I tried to write last week. In an effort to get all my thoughts out of my head, I poured it out and I typed. Then I cried and typed some more, but I didn’t have the courage to press “Publish.”
Every word was dark. I couldn’t find a way to wrap it up neatly with encouragement and inspiration, because there wasn’t any to be found.
I was lost in the wild of mothering.
It went a little like this:
This morning before my eyes had even opened I knew what kind of a day I would have. My chest had that familiar feeling, as though the weight of yesterday hadn’t dispelled away into the night as it should. It had settled instead. When I willed my eyes to open I looked right down into my baby’s, beaming her happiness up into my haze.

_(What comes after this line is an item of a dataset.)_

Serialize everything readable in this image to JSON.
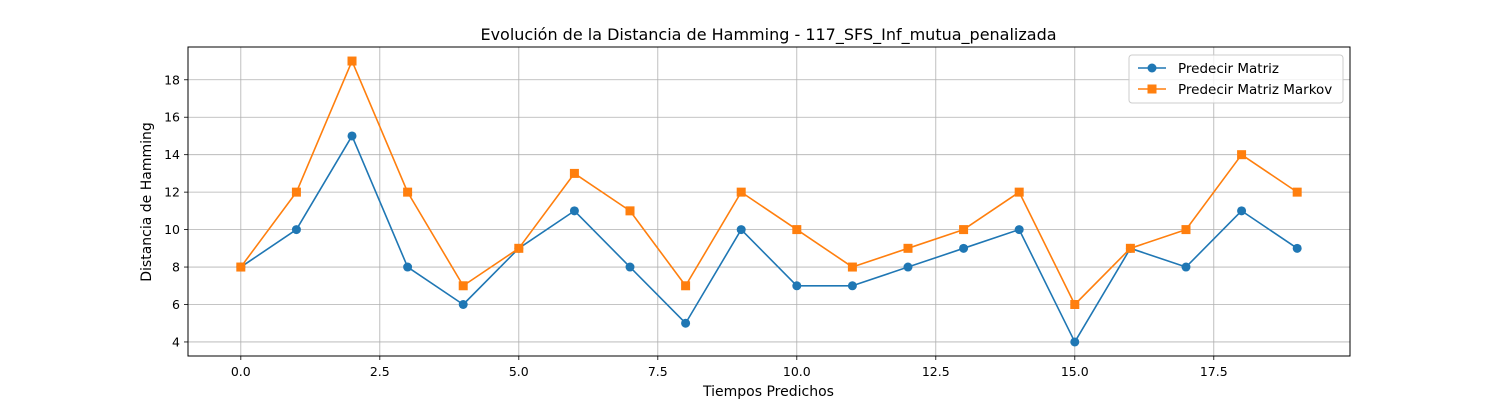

She is four months old today.
I have now nurtured three human beings through each of their first four months on earth. An entire year of my existence – nurturing and sustaining brand new life. This should convince me that I am qualified.
So why, why is it crowding in on me today, this paralysis of my lungs?
I try to think back to when my second child was four months old, and close my eyes a bit tighter to seven years ago, remembering my firstborn. Journeying back that far is like navigating down a long and darkened hallway, shrouded in shadows, but familiar enough that I manage to make it through with only a stub of my toe into a doorframe. Slowly, the memories spread over me, like fog rolling over in the morning. Four months old…
Four months is just long enough for the exhaustion to have seeped into your bones. It is just long enough for the neglected bathroom floors to have built up enough filth to finally repulse you. Four months is just the right time to try to throw your favorite springy, peach-colored top on, and just enough time for the tears of shame to fill your eyes when you find it still doesn’t fit. Four months is all it takes to fall completely in love with someone, so much so, that the depths of the fall can overtake you. It is just long enough to have been treading with all your might to keep afloat in whirlpool; just long enough to entertain the idea of sinking.
Four months is exactly the amount of time I require to figure out I’m drowning.
And today, right on cue, I awoke and couldn’t find the air.
Yes, I remember now; four months is exactly when my postpartum sinks in. Sinks me.
And yet, all week I managed to keep going. I awoke and clothed, fed and nursed, moved our things in-and-out from the washer to the dryer, moved my children in-and-out from our home and to the car and to the park and back again. I cooked and bathed and rocked and sang. What other choice did I have?
But all along, I felt lost in the wild. Each night I prayed that I would wake and embrace the newness of the day. Yet nothing feels new when you are wandering; it only feels foreign.
It wasn’t until we were driving through Central Texas, heading to celebrate Easter with our family, that I began to feel reprieve.
Up and down the highways, the wildflowers are in bloom. Bluebonnets, Indian Paintbrush, and Buttercups blanket the vibrant, green grasses with bursts of purples, pinks and blue. It has always fascinated me, the way that their explosions of color along the interstate can restore even the busiest, most industrial of places to wilderness again. A stretch of pavement infiltrated by billboards and semi trucks, strip malls and gas stations, and millions of people rushing, somehow becomes softer, purer, simply by their presence.
Mesmerized by the patches of blossoms blending into a sea of reverence as we sped by, I realized why wildflowers hold such a dear space in my heart: they are wondrous for blooming in the most complicated of places. Untamed, neglected, yet thriving — steadfast in their refusal to be extinguished by the hurriedness of the world.
They are not beautiful in spite of their wildness; their wildness is what makes them beautiful.
The bluebonnets bled together even more deeply as the tears filled my weary eyes.
I am wildflower. Persistent in growing in the most complicated of places.
Dear mama who feels lost, you are a wildflower, too.
And in this season of motherhood, this springtime where our worlds are teeming with life, we must not be lost to the wildness of the growth; we are called to rise up and blossom.
And above all, we must believe in the sacred beauty of the wild.